Try it yourself

Here, we provide guidelines for setting up the simulation environment and submitting results.

Installation

Installation on your local environment

The simulator engine and the gym environment are incorporated into the docker image. You can pull it down to easily setup the environment. The latest image version is 0.1.3, we will notify you if a new version is updated. 0

docker pull citybrainchallenge/cbengine:0.1.3

Then you can clone the code of the starter-kit.

git clone https://github.com/CityBrainChallenge/KDDCup2021-CityBrainChallenge-starter-kit.git

After pulled down the docker image and cloned the starter-kit, you can run a docker container and run the code of the starter-kit repo.

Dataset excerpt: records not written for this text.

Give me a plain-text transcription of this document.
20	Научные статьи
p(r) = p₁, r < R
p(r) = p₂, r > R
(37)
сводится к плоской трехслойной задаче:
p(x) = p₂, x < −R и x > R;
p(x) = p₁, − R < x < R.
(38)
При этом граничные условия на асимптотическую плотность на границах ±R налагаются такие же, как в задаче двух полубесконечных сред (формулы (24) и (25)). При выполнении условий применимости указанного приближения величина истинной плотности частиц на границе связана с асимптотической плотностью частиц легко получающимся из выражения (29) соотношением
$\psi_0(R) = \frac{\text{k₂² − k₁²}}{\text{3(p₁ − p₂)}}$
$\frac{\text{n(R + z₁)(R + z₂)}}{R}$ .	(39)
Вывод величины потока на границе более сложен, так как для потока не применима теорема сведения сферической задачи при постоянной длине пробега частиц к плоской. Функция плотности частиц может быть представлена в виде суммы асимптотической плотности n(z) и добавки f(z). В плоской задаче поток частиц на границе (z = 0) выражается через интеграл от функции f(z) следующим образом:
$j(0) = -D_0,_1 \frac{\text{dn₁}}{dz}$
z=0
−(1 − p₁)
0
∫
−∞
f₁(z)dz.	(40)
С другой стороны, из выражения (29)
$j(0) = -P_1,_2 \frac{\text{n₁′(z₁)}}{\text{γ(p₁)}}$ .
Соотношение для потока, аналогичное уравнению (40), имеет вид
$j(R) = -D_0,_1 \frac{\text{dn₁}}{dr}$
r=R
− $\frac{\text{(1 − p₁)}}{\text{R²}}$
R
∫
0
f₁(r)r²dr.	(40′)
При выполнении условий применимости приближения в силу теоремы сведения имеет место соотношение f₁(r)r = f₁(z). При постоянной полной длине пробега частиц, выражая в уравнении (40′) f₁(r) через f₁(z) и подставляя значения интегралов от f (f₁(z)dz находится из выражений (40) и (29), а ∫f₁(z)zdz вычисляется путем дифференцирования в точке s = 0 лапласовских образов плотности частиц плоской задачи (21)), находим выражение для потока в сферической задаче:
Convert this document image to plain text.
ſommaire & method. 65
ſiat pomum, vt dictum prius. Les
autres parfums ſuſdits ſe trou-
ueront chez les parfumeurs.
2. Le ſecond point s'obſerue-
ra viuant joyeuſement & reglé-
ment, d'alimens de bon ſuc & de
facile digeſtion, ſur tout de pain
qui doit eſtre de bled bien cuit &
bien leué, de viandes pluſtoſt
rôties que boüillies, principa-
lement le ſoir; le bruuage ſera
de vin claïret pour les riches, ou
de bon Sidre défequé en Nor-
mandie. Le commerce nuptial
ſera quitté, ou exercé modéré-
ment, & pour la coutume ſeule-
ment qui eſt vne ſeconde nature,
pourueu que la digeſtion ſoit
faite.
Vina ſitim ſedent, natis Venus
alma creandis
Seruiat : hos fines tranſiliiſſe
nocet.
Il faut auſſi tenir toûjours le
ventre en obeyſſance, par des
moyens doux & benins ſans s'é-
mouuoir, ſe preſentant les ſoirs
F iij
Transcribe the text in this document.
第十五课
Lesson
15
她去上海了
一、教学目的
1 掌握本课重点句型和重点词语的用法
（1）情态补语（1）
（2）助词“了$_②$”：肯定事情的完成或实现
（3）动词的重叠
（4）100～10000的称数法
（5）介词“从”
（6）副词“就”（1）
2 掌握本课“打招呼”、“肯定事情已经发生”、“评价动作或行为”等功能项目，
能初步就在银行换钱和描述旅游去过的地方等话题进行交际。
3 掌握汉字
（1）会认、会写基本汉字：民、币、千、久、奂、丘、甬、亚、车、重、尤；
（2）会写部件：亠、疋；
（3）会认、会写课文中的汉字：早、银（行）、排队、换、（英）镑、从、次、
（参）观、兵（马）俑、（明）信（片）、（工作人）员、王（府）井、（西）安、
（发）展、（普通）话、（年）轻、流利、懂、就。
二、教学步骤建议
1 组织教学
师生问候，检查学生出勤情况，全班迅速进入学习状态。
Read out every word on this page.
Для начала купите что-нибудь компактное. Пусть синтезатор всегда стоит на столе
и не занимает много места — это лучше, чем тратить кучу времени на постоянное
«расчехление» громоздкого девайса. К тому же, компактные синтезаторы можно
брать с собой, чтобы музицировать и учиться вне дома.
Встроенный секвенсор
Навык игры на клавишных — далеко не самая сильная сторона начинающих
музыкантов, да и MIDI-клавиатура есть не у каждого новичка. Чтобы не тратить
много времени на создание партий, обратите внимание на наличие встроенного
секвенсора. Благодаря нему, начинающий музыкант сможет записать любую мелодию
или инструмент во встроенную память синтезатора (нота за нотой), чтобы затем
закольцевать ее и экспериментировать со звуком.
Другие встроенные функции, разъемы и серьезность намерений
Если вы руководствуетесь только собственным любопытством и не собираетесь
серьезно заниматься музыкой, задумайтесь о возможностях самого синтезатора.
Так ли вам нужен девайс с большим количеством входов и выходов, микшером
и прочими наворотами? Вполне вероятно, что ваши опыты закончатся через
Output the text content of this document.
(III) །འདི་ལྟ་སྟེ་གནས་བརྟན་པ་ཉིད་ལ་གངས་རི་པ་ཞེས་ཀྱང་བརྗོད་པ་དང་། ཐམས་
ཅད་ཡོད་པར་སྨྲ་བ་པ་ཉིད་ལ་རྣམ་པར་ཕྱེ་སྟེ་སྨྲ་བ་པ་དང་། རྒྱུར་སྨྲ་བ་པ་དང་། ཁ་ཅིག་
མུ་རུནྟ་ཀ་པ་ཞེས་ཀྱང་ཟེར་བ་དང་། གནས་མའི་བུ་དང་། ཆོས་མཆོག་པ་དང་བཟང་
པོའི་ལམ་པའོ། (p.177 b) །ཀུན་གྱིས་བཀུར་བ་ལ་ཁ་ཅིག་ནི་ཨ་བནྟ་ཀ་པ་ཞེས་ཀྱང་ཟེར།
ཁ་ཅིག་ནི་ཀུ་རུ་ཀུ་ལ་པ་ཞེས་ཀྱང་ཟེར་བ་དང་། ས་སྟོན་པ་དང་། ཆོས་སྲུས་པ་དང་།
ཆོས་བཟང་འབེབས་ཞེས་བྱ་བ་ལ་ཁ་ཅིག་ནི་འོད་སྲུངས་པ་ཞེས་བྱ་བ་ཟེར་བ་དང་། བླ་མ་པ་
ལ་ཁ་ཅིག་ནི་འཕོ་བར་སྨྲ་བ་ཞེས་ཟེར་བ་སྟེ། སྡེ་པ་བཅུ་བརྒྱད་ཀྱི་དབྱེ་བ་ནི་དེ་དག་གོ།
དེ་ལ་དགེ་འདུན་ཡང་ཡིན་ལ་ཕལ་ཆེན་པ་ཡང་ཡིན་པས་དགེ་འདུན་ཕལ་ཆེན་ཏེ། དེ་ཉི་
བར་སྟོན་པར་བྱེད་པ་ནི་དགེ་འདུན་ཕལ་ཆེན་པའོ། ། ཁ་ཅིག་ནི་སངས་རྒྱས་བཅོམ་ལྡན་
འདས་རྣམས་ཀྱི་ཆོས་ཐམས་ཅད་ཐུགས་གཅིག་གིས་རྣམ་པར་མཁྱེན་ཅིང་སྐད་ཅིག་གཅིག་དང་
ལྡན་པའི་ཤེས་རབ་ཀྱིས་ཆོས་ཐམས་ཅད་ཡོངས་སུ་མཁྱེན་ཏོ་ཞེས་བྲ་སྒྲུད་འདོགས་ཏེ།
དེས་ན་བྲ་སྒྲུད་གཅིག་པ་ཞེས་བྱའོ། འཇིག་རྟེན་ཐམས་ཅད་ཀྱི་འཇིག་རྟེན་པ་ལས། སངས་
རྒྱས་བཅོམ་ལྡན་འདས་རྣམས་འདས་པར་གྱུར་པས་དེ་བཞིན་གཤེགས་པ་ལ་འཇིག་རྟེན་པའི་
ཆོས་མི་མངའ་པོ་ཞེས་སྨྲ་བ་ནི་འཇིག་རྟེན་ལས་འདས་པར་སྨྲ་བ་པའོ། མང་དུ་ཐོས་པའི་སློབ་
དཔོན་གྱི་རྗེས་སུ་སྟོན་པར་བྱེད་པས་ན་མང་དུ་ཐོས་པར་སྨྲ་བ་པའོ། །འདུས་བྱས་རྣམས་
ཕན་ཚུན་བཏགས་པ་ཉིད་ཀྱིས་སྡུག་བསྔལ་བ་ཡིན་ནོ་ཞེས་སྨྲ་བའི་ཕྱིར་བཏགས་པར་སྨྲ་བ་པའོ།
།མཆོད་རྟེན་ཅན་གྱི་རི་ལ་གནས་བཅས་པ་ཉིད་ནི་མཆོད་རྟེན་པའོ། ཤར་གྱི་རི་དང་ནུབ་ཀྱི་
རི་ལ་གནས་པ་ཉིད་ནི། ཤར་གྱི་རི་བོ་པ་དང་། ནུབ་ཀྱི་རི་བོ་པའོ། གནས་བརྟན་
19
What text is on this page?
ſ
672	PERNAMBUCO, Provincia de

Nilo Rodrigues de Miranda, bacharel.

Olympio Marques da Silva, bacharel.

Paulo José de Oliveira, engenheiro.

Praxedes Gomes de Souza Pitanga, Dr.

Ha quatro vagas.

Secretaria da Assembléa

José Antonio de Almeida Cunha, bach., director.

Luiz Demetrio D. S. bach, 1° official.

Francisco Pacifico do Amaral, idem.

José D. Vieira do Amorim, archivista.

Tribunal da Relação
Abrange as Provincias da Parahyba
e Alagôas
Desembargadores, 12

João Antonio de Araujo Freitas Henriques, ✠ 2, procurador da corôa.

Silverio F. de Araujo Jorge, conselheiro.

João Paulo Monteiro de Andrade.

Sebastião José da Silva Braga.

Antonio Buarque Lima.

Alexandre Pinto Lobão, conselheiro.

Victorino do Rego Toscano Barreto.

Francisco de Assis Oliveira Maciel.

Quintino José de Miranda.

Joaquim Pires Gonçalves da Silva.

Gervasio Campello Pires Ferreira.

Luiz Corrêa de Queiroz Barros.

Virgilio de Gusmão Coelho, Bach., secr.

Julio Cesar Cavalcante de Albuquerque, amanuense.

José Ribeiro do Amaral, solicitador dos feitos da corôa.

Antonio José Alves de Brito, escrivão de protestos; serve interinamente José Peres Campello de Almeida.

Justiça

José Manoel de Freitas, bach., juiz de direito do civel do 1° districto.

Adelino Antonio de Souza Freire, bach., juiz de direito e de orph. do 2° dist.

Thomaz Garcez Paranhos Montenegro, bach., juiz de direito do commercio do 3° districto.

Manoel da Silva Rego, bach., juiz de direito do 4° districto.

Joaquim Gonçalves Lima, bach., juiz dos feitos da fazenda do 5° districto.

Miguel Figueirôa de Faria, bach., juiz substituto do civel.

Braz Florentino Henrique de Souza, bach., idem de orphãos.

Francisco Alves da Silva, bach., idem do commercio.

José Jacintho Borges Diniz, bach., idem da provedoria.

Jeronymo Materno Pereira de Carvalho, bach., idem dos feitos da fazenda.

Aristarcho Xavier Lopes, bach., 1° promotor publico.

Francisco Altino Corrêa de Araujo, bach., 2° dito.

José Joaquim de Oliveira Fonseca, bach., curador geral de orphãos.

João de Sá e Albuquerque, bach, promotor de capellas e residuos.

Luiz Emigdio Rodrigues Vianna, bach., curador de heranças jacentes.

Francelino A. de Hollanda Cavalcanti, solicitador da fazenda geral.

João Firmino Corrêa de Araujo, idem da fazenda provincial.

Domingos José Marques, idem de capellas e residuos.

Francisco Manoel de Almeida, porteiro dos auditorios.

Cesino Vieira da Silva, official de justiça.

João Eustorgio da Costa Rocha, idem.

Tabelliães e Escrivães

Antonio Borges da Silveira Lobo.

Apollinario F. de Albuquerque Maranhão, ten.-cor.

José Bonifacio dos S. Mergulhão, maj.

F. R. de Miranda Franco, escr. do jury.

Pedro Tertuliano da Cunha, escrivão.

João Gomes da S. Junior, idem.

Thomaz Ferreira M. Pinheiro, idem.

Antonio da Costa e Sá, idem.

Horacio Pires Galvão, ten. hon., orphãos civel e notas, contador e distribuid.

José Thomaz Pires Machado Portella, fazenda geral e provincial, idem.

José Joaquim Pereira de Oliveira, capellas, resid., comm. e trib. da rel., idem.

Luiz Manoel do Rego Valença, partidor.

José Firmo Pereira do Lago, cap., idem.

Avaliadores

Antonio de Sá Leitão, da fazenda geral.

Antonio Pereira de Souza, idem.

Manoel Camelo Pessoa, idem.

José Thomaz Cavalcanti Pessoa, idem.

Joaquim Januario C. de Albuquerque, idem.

docker run -it -v /path/to/your/starter-kit:/starter-kit citybrainchallenge/cbengine:0.1.3 bash
cd starter-kit
# evaluate your solution on 1 traffic flow setting
python3 evaluate.py --input_dir agent --output_dir out --sim_cfg /starter-kit/cfg/simulator_round3_flow0.cfg --metric_period 120 --threshold 1.4

Installation on the computing platform

First, pull the starter-kit. Make sure the starter-kit is in ~/rllib_starter_kit/CBEngine_rllib_starterkit

cd ~/rllib_starter_kit
git clone https://github.com/CityBrainChallenge/KDDCup2021-CityBrainChallenge-starter-kit.git
cp -r KDDCup2021-CityBrainChallenge-starter-kit/. CBEngine_rllib_starterkit/

Then start docker container working. We have deployed ray environment in working. You could check it out by ray status

docker exec -it -u root working bash
ray status

Create sample traffic data

The python script for generating sample traffic is in the data folder. You can create your sample traffic flow data by executing,

python3 traffic_generator.py

Afterwards, you will find a newly created or updated flow_round3.txt file. Note that in following process, especially in training and evaluating your model on multiple traffic flow settings, we rename the file with flow_round3_flow*.txt and then create a new config file in cfg/simulator_round3_flow*.cfg (* indexed the traffic flow settings). To align with the code, you should make sure that the name of traffic flow file match with the configuration file. For more information about traffic_generator.py, please visit document-1 or document-2.

Check the CBEngine

To check your simulation enviroment is ok, you can run demo.py in the starter-kit, where the actions are simply fixed. You need to overwrite the function of act() in agent.py to define the policy of signal phase selection (i.e., action). Also, participants could modify the CBEngine. Code is in demo.py.

python3 demo.py

The paramters simulator_cfg_file, gym_cfg, metric_period, vehicle_info_path are explained in APIs

agent.py is a simple example of a fixed time (traffic signal is pre-timed) agent coordinating the traffic signal. It use the current_step (i.e., current time step) from info to decide the phase.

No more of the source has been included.